CHARLESTON -- Local health care home workers, senior citizens, and other advocates for funding to home care for the elderly and disabled sought to make a stand Friday against financial cuts to home care.
Supporters for funding home care lined the sidewalk on the east side of the high-rise residential building located next to Peterson Park to oppose Gov. Bruce Rauner’s proposed cuts to home care services that could potentially force some people into nursing homes.
Under Rauner’s proposed Fiscal Year 2017 budget, almost $200 million in cuts in the Illinois Department of Aging’s budget directly impacts the Community Care Program, which provides home services and cares for seniors and disabled.
Health care aide Karol Murphy said the program allows her and her colleagues to help seniors get the care they need without needing to be placed into a nursing home.
“My job is to keep my clients in their home, and I don't feel it's right for them to have to get put in a nursing home,” Murphy said. “They count on us to come in.”
The protesters chanted opposition toward Rauner and his proposed budget cuts and called for support from passersby as they waved signs saying “Stand up for seniors and children. No Rauner cuts.”

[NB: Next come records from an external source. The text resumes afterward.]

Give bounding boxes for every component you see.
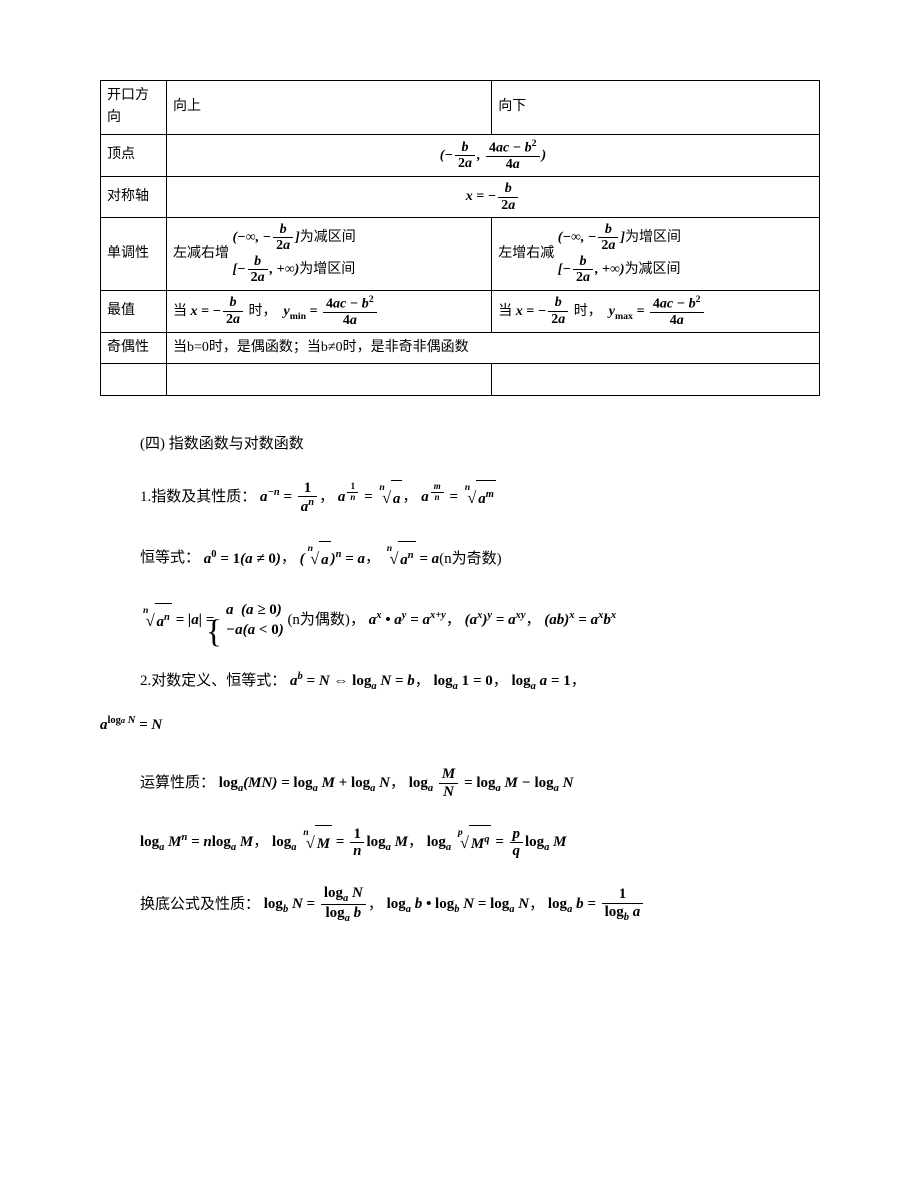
- row-label: 开口方向: [101, 81, 167, 135]
- max-cell: 当 x = −b2a 时， ymax = 4ac − b24a: [492, 290, 820, 332]
- log-identity-extra: aloga N = N: [100, 707, 820, 743]
- row-label: 对称轴: [101, 177, 167, 218]
- exponent-properties: 1.指数及其性质： a−n = 1an， a1n = n√a， amn = n√…: [100, 478, 820, 518]
- empty-cell: [492, 364, 820, 395]
- section-heading-4: (四) 指数函数与对数函数: [140, 432, 820, 456]
- axis-cell: x = −b2a: [167, 177, 820, 218]
- row-label: 顶点: [101, 134, 167, 176]
- identity-line-2: n√an = |a| = a (a ≥ 0) −a(a < 0) (n为偶数)，…: [100, 601, 820, 641]
- row-label: 单调性: [101, 218, 167, 291]
- empty-cell: [167, 364, 492, 395]
- cell-down: 向下: [492, 81, 820, 135]
- base-change: 换底公式及性质： logb N = loga Nloga b， loga b •…: [100, 885, 820, 925]
- vertex-cell: (−b2a, 4ac − b24a): [167, 134, 820, 176]
- log-operation-1: 运算性质： loga(MN) = loga M + loga N， loga M…: [100, 765, 820, 801]
- row-label: 最值: [101, 290, 167, 332]
- monotone-col1: 左减右增 (−∞, −b2a]为减区间 [−b2a, +∞)为增区间: [167, 218, 492, 291]
- quadratic-properties-table: 开口方向 向上 向下 顶点 (−b2a, 4ac − b24a) 对称轴 x =…: [100, 80, 820, 396]
- row-label: 奇偶性: [101, 333, 167, 364]
- identity-line-1: 恒等式： a0 = 1(a ≠ 0)， (n√a)n = a， n√an = a…: [100, 539, 820, 579]
- log-operation-2: loga Mn = nloga M， loga n√M = 1nloga M， …: [100, 823, 820, 863]
- cell-up: 向上: [167, 81, 492, 135]
- row-label-empty: [101, 364, 167, 395]
- monotone-col2: 左增右减 (−∞, −b2a]为增区间 [−b2a, +∞)为减区间: [492, 218, 820, 291]
- parity-cell: 当b=0时，是偶函数；当b≠0时，是非奇非偶函数: [167, 333, 820, 364]
- min-cell: 当 x = −b2a 时， ymin = 4ac − b24a: [167, 290, 492, 332]
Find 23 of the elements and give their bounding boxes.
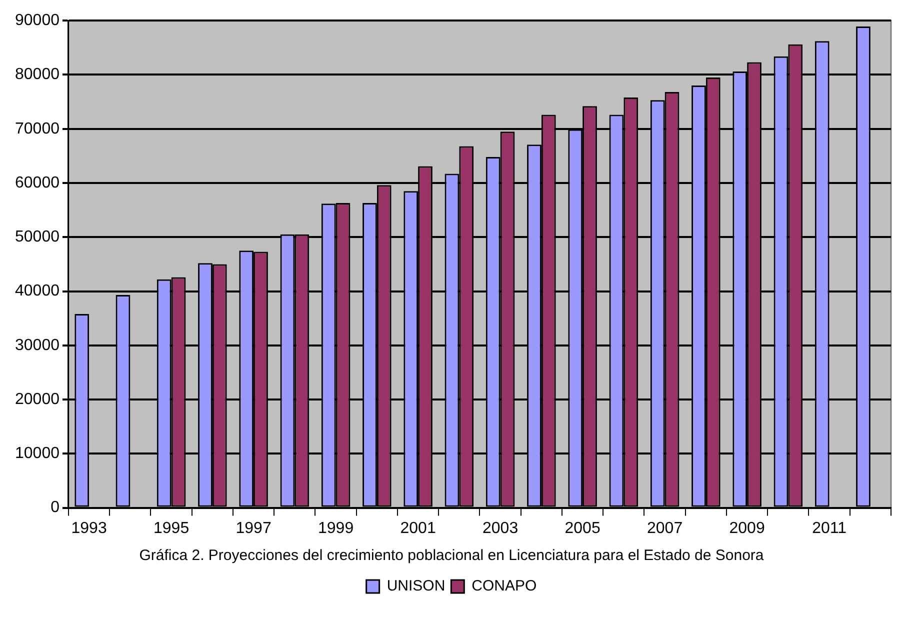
x-tick-label: 2003 [482, 520, 518, 537]
y-tick-label: 0 [50, 499, 60, 516]
y-tick-label: 30000 [14, 336, 60, 354]
y-tick-label: 40000 [14, 282, 60, 300]
y-tick-label: 90000 [14, 12, 60, 30]
x-tick-label: 2009 [729, 520, 765, 537]
x-tick-label: 1995 [154, 520, 190, 537]
y-tick-label: 80000 [14, 66, 60, 84]
legend-label: CONAPO [472, 578, 537, 595]
x-tick-label: 2005 [564, 520, 600, 537]
text: Gráfica 2. Proyecciones del crecimiento poblacional en Licenciatura para el Estado de Sonora [139, 547, 764, 564]
y-tick-label: 20000 [14, 390, 60, 408]
y-tick-label: 60000 [14, 174, 60, 192]
y-tick-label: 50000 [14, 228, 60, 246]
y-tick-label: 10000 [14, 445, 60, 462]
y-tick-label: 70000 [14, 120, 60, 138]
x-tick-label: 1999 [318, 520, 354, 537]
x-tick-label: 2001 [400, 520, 436, 537]
x-tick-label: 1993 [71, 520, 107, 537]
legend-label: UNISON [386, 578, 446, 595]
x-tick-label: 2011 [812, 520, 847, 537]
x-tick-label: 1997 [236, 520, 272, 537]
x-tick-label: 2007 [647, 520, 683, 537]
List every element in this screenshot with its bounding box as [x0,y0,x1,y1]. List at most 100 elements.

The cost to sustain the program, under the current model, would require an additional $93.3 million over the period of FY17 through the fiscal year 2022, according to a Department of Aging report.
The report states that Illinois’ aging population is expected to more than double by 2030. Enrollment in the program has “significantly grown over the past 10 years, from 40,965 enrollees in 2005 to 83,787 enrollees in 2015, a 105 percent increase over a decade.”
According to the SEIU Healthcare, a health care union, the governor's proposal would negatively impact 43,700 seniors not covered by Medicaid, indicated by the proposal, who would be moved to the Community Reinvestment Program.
The almost $200 million cut represents an average cut of $4,520 in services annually per affected senior, which is a 43 percent cut in services compared with the average amount of services seniors receive currently.
Among the little over a dozen people who rallied late Friday afternoon stood Bonnie Swift, a senior who benefits from the program and whose funds would be cut under the new proposal. She said if the proposal went into effect, she would likely lose her home.
“We’ll be hurting,” she said.
Cherri Andrews, home care aide, said she along with others waving signs and supporting their cause were out Friday to protect seniors from being forced into nursing homes because aid cannot provide for them to stay at home and have a home care provider.
The disabled would also be hurt, Andrews said.
“I don't want the cuts to the handicapped either because I have an autistic son and this is his last year of school and if he doesn't get help from the state of Illinois, I’ll have to quit my job,” she said.
April Hutson, health care aide, said she wanted to just provide a voice to those seniors who don't have one, like some she has helped before.
“(Seniors and disabled) have a voice also, but they can't do what we can do for them: get out and voice their own opinion,” Hutson said.